Wednesday, 14 December 2011

Labour's Five-Point Plan

Labour keep on banging on about jobs and growth, and how we'll never get out of the mire if the economy doesn't start growing.

And, of course, on that aspect, they're right. The economy is stagnating, largely because of the ongoing confidence shortfall because of the Eurozone mess.

They have laid out their plan for economic growth here:

  1. A £2billion tax on bank bonuses to fund 100,000 jobs
  2. Bringing forward long term investment projects
  3. Reversing January's damaging VAT rise
  4. A one-year cut in VAT on home improvements
  5. A one-year break in National Insurance.

Okay, point one. Taxing the most productive aspects of our economy (in terms of revenue) to fund more people on the public payroll does not stimulate economic growth. It's just shuffling the pack. If you want to genuinely stimulate economic growth, get people doing real jobs in the private sector, not pushing bits of paper around for the Government.

Point two. Building infrastructure is all well and good - it has a positive effect on private sector growth. How do you plan to pay for it? If you say 'borrow more money', I'll be sorely tempted to hit you in the face. Repeatedly. With a cricket bat.

Point three. I didn't agree with a VAT rise in the first place - it artificially raises prices, and stifles consumer demand, which is generally bad for the economy. However, cutting it now will make no difference - struggling companies will not pass the cost onto consumers and simply absorb it into their own profit margins. A little more creative thinking is required.

Point four. Your stated aim is to help home-owners and small businesses. That's nice, but I think they'd be better served by actually having the money to afford the things in the first place, don't you? Plus, how are you going to fund it? The aforementioned cricket bat is now being hafted, and test-swung.

Point five. The only point I agree with so far. Employer National Insurance is effectively a Payroll Tax - it should be cut as soon as possible, but on a permanent basis, with a view to abolishing it in the next 10 years. I'd fund it through much deeper spending cuts, especially in benefits, healthcare and education, where huge amounts of money are wasted on bureaucracy rather than public services.
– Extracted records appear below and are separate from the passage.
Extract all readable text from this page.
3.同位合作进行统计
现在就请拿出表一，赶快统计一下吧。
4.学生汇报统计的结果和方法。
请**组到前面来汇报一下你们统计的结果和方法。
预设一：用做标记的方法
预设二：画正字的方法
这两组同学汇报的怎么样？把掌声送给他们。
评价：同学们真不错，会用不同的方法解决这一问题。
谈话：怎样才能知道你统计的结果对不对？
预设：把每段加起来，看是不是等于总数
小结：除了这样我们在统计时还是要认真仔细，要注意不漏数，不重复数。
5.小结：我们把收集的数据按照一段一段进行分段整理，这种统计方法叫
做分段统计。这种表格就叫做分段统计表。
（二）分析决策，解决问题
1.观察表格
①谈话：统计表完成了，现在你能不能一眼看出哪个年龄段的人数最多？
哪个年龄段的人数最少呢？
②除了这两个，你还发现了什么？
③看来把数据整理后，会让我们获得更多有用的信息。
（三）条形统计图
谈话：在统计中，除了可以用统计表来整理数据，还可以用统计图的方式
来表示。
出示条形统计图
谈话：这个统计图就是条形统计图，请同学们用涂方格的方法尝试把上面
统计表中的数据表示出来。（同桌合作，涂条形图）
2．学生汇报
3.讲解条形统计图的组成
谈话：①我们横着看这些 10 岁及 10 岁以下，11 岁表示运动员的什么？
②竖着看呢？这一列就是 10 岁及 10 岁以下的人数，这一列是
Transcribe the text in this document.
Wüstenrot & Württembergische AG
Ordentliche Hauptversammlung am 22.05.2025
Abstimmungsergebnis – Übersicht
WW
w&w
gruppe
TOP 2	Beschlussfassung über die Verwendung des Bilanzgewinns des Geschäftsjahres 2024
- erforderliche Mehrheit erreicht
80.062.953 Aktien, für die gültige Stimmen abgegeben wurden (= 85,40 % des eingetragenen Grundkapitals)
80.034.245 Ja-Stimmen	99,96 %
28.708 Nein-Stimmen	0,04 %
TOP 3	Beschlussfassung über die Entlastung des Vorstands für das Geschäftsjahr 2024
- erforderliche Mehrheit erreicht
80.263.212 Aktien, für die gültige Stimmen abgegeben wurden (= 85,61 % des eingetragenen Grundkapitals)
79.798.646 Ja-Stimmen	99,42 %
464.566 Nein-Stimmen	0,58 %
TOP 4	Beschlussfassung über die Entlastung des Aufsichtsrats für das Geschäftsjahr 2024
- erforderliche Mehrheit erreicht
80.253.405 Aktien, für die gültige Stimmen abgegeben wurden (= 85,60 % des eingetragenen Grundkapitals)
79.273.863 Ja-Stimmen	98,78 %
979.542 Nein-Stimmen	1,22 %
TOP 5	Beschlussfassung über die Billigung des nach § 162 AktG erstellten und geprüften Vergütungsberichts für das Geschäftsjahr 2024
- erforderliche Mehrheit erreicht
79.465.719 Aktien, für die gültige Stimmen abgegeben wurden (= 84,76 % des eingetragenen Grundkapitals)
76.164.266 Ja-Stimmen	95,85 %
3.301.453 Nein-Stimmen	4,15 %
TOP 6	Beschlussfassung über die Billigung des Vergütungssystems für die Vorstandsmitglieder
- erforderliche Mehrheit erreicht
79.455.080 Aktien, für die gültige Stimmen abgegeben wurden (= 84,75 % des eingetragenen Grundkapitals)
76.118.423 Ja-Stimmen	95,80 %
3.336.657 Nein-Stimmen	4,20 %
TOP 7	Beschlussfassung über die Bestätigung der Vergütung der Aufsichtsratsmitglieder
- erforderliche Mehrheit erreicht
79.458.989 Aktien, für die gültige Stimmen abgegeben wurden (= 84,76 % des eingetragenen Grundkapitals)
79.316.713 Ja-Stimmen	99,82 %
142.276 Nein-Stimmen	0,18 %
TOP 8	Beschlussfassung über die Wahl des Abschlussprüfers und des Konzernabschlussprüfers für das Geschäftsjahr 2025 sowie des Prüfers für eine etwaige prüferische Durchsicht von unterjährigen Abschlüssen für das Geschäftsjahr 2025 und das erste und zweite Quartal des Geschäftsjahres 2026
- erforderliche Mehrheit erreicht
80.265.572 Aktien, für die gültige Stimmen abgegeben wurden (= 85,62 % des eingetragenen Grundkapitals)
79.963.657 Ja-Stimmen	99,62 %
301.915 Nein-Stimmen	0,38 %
Identifying the symptoms, not the cause.


My plan:
  1. Cut spending. And I mean deeply. Ministers should go into their departments, roll up their sleeves and start cutting out vast swathes of middle management and bureaucracy that do absolutely fuck-all. The current spending cuts don't go far enough, and are just being passed down the line until the front-line workers lose their jobs. This is not the way a business would do it;
  2. Rather than direct capital spending on infrastructure projects, open it up to the private sector. Invite offers on installing super-fast broadband at no cost to the taxpayer, in exchange for exclusive contract rights for 10 years. You will have telecoms companies queuing out the door then. Extend the same for roads and rail. But for God's sake, apply a bit of common sense - not every private sector involvement has to end like Brown's PFI fiasco;
  3. Merge National Insurance with Income Tax, and increase the Income Tax threshold to £15,000, delivering big tax cuts to the lowest-paid. Match this with big reductions in the rump Employer National Insurance (Payroll Tax) to make it a lot cheaper to employ people. Limit benefits payments to 80% of the net minimum wage - no one out of work should ever be paid more than someone in work full time;
  4. Cut burdensome and ineffective regulations which tie business's hands, and stop new entrants to the market. Break up the big banking cartels by forcing organisations with more than 15% market share to divest their assets, putting more banks on the High Street. Competition will increase, and they'll start lending again. If they continue to act as a cartel, threaten negative interest rates and prosecutions.

Interesting to note that the Government aren't doing much of this either. The jackasses.